«Ecco la mia forchetta multiuso»
Thomas Fitts oltre la disabilità. L’invenzione in collaborazione con il centro Martini
Si chiama «Forkeat» ed è una posata multiuso che permette di mangiare con una sola mano. L’ha inventata il roveretano Thomas Fitts, che nel 2009, a seguito di un incidente in moto, ha perso l’uso del braccio sinistro. «Non esistono invenzioni per disabili, ma invenzioni con diverse applicazioni di cui alla fine beneficia l’intera collettività» spiega Fitts, che ha elaborato la sua invenzione in collaborazione con il centro Franca Martini di Trento.
TRENTO Per il roveretano Thomas Fitts l’inclusione sociale è tutta una questione di galateo, o meglio, di forchette. In che senso? Lo ha spiegato al Muse in occasione della Giornata internazionale delle persone con disabilità promuovendo un pomeriggio all’insegna della diversità tra bar al buio, percorsi in carrozzina e laboratori creativi.
Rovesciamo il paradigma e parliamo di «normalità». Che cos’è secondo lei?
«È poter fare quello che amiamo fare. E ingegnarsi anziché abbattersi davanti alle difficoltà. Per un disabile come me, che a causa di un incidente in moto ho perso l’uso del braccio sinistro, essere normale significa innanzitutto essere autonomo nelle piccole cose di casa, come pelare le patate o mangiare una bistecca senza l’aiuto di terzi».
Un concetto d’inclusione che comincia dalla tavola e che ha addirittura trasformato in un’idea d’impresa.
«Dopo l’incidente sono stato in coma e ho dovuto affrontare una lunga riabilitazione. Dovevo contare sugli altri per tutto. Un giorno, dopo l’ennesimo controllo, mi accompagnarono a mangiare un trancio di pizza e mi accorsi che la cameriera non usava la rotella, bensì una forbice per alimenti. Fu un’illuminazione».
Questa, dunque, la genesi
«Esatto, pensai che se fossi riuscito a fondere in un unico strumento a scatto lame e arpioni per portare il cibo alla bocca sarei stato di nuovo in grado di mangiare da solo e così, in collaborazione con il centro riabilitativo Franca Martini di Trento, sviluppai il primo prototipo».
Primo di una lunga serie: oggi infatti esistono Forkeat affilate come coltelli da carne, ma anche esemplari maneggevoli con le punte smussate, adatti ai bambini.
«O agli anziani, ma anche ai catering, ai militari, agli escursionisti o a chi si porta l’insalata Caesar in ufficio e non riesce a tagliare il pollo con la forchetta. Secondo me, infatti, non esistono invenzioni per disabili, ma invenzioni con diverse applicazioni di cui alla fine beneficia l’intera collettività.

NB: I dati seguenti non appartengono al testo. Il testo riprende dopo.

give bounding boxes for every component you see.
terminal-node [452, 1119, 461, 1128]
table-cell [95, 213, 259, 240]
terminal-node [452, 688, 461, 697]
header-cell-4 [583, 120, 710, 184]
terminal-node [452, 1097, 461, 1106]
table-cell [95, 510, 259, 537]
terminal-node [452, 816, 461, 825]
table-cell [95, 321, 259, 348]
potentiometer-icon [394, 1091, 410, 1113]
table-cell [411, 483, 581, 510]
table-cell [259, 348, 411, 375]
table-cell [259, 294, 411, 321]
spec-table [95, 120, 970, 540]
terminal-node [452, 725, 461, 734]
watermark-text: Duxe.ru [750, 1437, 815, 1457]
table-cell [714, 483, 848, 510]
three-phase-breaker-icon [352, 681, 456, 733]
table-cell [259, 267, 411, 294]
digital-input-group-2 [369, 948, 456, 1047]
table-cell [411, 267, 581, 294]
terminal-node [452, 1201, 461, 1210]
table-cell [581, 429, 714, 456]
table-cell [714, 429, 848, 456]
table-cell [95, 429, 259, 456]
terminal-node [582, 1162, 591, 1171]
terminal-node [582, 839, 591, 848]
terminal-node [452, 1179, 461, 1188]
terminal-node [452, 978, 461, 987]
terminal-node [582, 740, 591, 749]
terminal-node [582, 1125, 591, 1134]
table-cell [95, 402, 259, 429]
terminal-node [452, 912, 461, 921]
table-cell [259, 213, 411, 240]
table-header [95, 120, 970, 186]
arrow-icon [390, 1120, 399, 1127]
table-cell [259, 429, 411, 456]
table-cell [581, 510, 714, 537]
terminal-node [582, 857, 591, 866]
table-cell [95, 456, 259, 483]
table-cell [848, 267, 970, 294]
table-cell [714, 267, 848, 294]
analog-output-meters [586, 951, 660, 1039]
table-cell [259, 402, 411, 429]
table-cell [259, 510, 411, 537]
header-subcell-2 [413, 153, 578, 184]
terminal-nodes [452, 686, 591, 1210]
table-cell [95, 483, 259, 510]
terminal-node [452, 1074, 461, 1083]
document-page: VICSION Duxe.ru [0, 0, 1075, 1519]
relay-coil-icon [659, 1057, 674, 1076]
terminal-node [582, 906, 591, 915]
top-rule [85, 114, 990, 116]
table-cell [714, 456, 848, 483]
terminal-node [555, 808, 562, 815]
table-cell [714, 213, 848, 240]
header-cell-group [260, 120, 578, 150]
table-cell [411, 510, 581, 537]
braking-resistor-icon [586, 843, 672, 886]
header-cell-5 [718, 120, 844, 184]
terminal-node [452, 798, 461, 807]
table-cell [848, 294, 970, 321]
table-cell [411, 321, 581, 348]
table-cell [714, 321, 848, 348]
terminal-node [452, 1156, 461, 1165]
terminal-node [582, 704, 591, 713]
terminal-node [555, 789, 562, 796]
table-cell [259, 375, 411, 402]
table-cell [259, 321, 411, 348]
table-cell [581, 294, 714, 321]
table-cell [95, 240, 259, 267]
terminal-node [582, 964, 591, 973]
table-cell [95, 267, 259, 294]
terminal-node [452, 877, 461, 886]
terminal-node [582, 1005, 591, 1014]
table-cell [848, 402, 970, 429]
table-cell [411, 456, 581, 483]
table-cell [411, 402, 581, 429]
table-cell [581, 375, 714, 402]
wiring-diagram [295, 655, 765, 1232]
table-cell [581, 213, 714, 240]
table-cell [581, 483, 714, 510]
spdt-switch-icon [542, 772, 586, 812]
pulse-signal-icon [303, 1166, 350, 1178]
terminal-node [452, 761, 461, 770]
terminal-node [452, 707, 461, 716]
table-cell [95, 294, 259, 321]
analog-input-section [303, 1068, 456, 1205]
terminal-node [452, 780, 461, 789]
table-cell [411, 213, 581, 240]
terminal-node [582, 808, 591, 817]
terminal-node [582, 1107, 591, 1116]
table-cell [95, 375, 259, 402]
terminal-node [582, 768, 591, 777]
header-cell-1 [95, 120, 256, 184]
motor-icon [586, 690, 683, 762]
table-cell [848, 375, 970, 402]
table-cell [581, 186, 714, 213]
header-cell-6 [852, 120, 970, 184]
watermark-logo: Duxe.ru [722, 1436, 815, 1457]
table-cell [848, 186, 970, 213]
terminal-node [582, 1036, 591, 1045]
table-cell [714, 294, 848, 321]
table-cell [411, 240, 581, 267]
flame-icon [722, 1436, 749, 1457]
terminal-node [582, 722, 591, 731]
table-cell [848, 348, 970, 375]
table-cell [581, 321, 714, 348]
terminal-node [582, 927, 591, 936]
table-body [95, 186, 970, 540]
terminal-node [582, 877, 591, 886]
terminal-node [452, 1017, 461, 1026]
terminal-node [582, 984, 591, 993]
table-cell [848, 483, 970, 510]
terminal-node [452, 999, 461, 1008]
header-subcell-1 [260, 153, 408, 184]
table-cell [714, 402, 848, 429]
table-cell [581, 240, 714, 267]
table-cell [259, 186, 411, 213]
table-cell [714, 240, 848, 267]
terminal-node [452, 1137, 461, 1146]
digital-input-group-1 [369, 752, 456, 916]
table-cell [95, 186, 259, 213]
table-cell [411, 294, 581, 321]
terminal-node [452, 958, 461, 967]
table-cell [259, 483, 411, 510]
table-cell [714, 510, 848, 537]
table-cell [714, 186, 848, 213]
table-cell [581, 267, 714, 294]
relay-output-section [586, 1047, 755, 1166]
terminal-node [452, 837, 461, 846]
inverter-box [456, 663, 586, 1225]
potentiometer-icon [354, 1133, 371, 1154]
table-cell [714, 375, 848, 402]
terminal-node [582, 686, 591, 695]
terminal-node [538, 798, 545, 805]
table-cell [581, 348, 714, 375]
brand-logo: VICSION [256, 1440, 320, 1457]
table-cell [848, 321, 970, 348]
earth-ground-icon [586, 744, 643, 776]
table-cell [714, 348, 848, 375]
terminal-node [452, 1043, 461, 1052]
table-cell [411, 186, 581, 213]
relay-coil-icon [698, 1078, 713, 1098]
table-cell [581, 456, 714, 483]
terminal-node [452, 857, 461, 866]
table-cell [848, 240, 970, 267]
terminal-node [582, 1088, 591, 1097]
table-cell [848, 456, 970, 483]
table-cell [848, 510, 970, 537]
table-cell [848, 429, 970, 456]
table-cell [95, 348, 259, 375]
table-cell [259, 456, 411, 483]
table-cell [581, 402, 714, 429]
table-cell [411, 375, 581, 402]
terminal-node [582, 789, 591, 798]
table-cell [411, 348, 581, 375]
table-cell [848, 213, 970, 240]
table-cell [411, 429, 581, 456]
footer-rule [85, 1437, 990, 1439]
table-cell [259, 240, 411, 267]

Anche se forse, se non avessi perso l’uso del braccio, una posata così non l’avrei mai inventata».
L’incidente ha cambiato il rapporto con la disabilità?
«La mia famiglia è di Rovereto e io stesso sono tornato qui una volta dimesso dall’ospedale, ma fino al 2009 vivevo a Montecarlo. Mi sono occupato di automobili, di ristorazione e gli affari andavano bene. Come la gran parte dei monegaschi, avevo un rapporto costante ma superficiale con la disabilità. Facevo beneficienza. Nel principato, non uscivo di casa prima delle due del pomeriggio se non per appuntamenti di lavoro importanti. Adesso invece apprezzo il valore di un caffè bevuto la mattina al bar del quartiere o un’ora dedicata al volontariato».
È «normalizzatore» al centro Martini. In che cosa consiste questa figura?
«Nell’aiutare quelli come me a non farsi rubare la quotidianità dalla disabilità. Lavoro con 5-6 residenti della struttura. Andiamo a fare shopping, al ristorante, a teatro, al cinema. In gruppetti, come nella vita vera».
La soddisfazione più grande?
«Aver portato una residente paralizzata dalla vita in giù alla Notte bianca ed essere rimasti fuori fino alle due. La città era in festa e lei guardava l’orologio incredula. Non riusciva a credere che una persona disabile potesse avere tanta libertà. Mi sono sentito felice e ho pensato che in fondo la differenza tra normalità e disabilità sta tutta nel capire che stai uscendo, parlando o incontrando una persona e non la sua carrozzella».